K・J・WORKS 山内の日々あれこれ。

木の話 2 ナラ(楢)

前回のブナが「クイーン・オブ・フォレスト」なのに対し、ナラは「キング・オブ・フォレスト」(森の王)と呼ばれます。

巨木に成長し、木目は美しく変化に富み、木質は重厚。

落葉は森を豊かにし、落実は動物たちを養います。

また、家具材としては、理想の木の一つです。

 

一般に「ドングリ」といえば、ナラやカシ、シイの実をさします。最もポピュラーなドングリの形をしているのが、ミズナラやコナラ。

ミズナラは、こげ茶色の比較的大きな実を成すのに対し、コナラは小粒で、色が明るく、縦に筋が入っています。

 

欧米では、高級家具材としては無論のこと、ウイスキーの熟成樽も同種の木が使われます。ウイスキーの香りや、琥珀色にはナラが大きな役割を担っています。

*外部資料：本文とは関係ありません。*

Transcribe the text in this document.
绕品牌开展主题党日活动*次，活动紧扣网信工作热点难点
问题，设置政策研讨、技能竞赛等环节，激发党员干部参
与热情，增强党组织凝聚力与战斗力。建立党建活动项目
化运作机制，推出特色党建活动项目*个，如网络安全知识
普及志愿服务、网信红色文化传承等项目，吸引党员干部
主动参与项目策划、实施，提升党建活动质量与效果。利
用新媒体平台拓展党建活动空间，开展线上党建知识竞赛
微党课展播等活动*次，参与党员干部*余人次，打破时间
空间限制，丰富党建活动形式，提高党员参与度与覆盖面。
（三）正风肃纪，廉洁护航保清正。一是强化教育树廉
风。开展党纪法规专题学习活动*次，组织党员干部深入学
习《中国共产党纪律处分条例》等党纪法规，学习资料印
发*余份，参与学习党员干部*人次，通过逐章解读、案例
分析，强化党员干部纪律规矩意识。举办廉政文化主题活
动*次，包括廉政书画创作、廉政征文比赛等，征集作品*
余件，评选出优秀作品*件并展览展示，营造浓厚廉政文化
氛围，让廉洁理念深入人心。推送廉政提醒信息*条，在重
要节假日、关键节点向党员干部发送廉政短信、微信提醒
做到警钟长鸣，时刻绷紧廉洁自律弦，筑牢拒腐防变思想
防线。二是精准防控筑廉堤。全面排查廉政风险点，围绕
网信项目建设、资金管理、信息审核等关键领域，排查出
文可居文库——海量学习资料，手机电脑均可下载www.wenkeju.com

このウイスキーの樽には、樹齢100年以上のナラ(ホワイトオーク)が使用されますが、近年、国産ナラを使用した、国産ウイスキーが海外で高く評価されています。

ナラ(楢)の漢字と「お酒」、関係があるのでしょうか?

 

材料としては、非常に表情豊かです。

シンプルな木目が現れることもあれば、虎斑(トラフ)、縮み杢、縄杢など、ナラならではの木目が現れます。

K・J・WORKSでは、家具やフローリング、建具などで使用します。

 

私が、人生で最も多く加工してきたのが、このナラ材です。若木で非常に硬いものもあれば、素直な老木もあります。先に述べましたが、なにより非常に表情が豊かなので、加工して飽きません。かっこつけるなら一期一会を感じる材料だと思います。

 

現在、キクイムシが原因のナラ枯れが、問題になっており日本海側を中心に被害が拡がっています。高速道路から山を眺めると、葉っぱの付いたまま、枯れているナラを見かけ、心が痛みます。効果的な対策の発見が望まれます。

 

最後に、ミズナラとコナラ、どちらも緑地などにはたくさん植えられており、葉っぱの形は同じですが、簡単に見分ける方法があります。

枝から直接葉っぱが生えているのがミズナラ、枝と葉っぱの間に「茎」があるのがコナラです。

ぜひ、公園などでドングリを見つけたら、葉っぱにも注目してみてください。